Board vice president Dorothy LaBeau, said that the project is about providing a safer facility for Sparta athletes. She said there is a YouTube video taken by a high school students that shows the muddy, poorly conditioned fields, and that a recent soccer game, parents of the visiting team questioned the field’s condition. She urged residents to visit the high school field themselves to view the conditions firsthand.
Board member Scott Turner said, “there is a need. The field was build in 1958 and there have been no changes.” He said the field would be used by high school athletes, and participants in township recreation programs.
Superintendent Dennis Tobin said the addition of lighting would allow games to be scheduled later into the evening, increasing the field’s use.
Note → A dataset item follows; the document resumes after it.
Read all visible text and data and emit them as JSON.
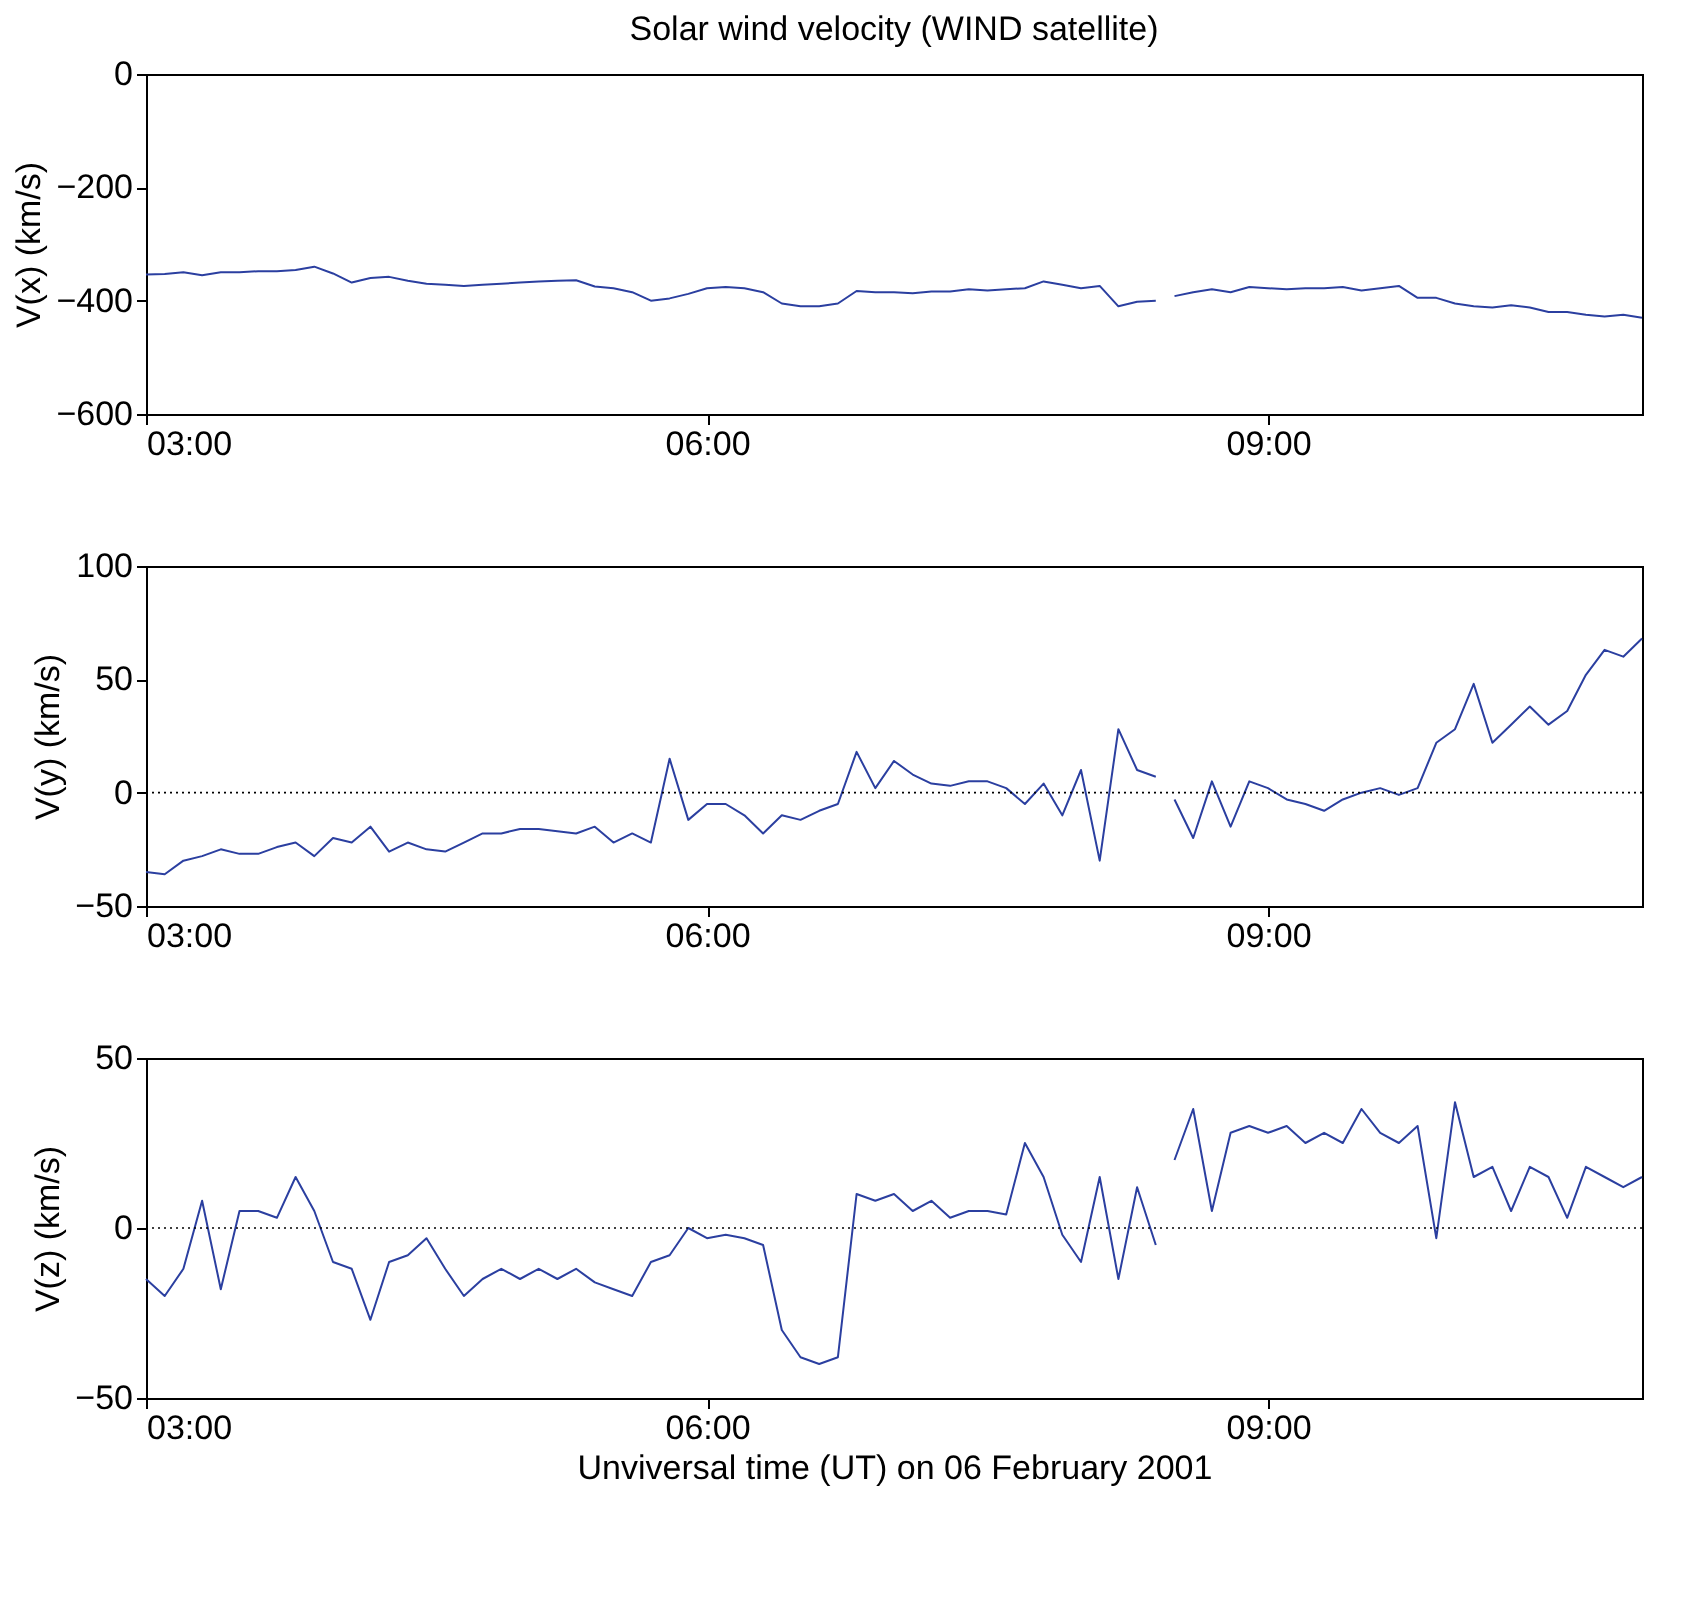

Turner said recently that a football player fell onto a rock that was buried in the football field and had to have stitches to close the wound.
“We’ve taken rebar out of the field,” he said.
Board member Maureen Myre said given the historically low interest rates, and the fact that the cost of the project would rise in the future, that the board should move forward because the costs to build the project were not going to drop.
The tax impact of the project is complicated by a 2006 referendum for high school construction that is nearly done. Once the project has been deemed complete by the state, the board plans to pay back $1.9 million in borrowed funds left over from the high school project.
Once that payback is made, the district’s debt service costs will drop, the board said, dampening the tax impact if the new referendum question is passed.
Paying off the previous loan would lower the tax impact of the debt by roughly $20 each year for a home value at the township average of $301,800.
The three options presented Monday, and their estimates costs are:
- Build a multi-sport turf field with lighting, a rubberized walking track around the field that would also act as a passageway to the bleachers, bleachers with 2,000 seats for the Sparta fans and 1,000 for visitors, and a concessions stand that would also act as a maintenance shed.
The bleacher seats are estimated to cost $165 to $175 each, and turf is estimated to cost $10 a square foot.
The estimated cost of this option, said engineer Douglas Dykstra, is $4.198 million, which includes construction and planning costs. He said the costs of turf and the bleacher seats is higher than they were for the March referendum.
This option would add $45 to the annual property tax bill of the owner of that average home, or $675 over the 15 years of the loan.
- The second option called for 750 fewer bleacher seats, and construction of the utility ground work for the concessions building, but not the building itself, which could be added later.
Dykstra said the cost of this option, including soft costs was, $3.534 million.
This option would add $38 per year to the tax bill for the owner of the township’s average home, or $570 over the life of the 15 year loan.
- The third option eliminated the concessions building, which brought the cost to $3.542 million. If approved, this option would add $36 to the average school tax bill, or $540 over the life of he loan.
Bond council Andrea Kahn said the board had four possible dates for the referendum: December, January, March or September.
The board decided that because there was more discussion to take place on the options, and there are timing issues related to the preparations of the ballot and the bond papers, that the December date would not work.
Dyktra estimated the construction schedule, once a referendum is passed, would be 14 to 15 months, with construction starting about six months after the passage.
Tobin said that means that for a January date, if passed, work could start in early summer and end in the spring of 2013; for a March date, the work could begin in September with an early summer 2013 completion date; but that a September vote could delay the completion of the project to 2014.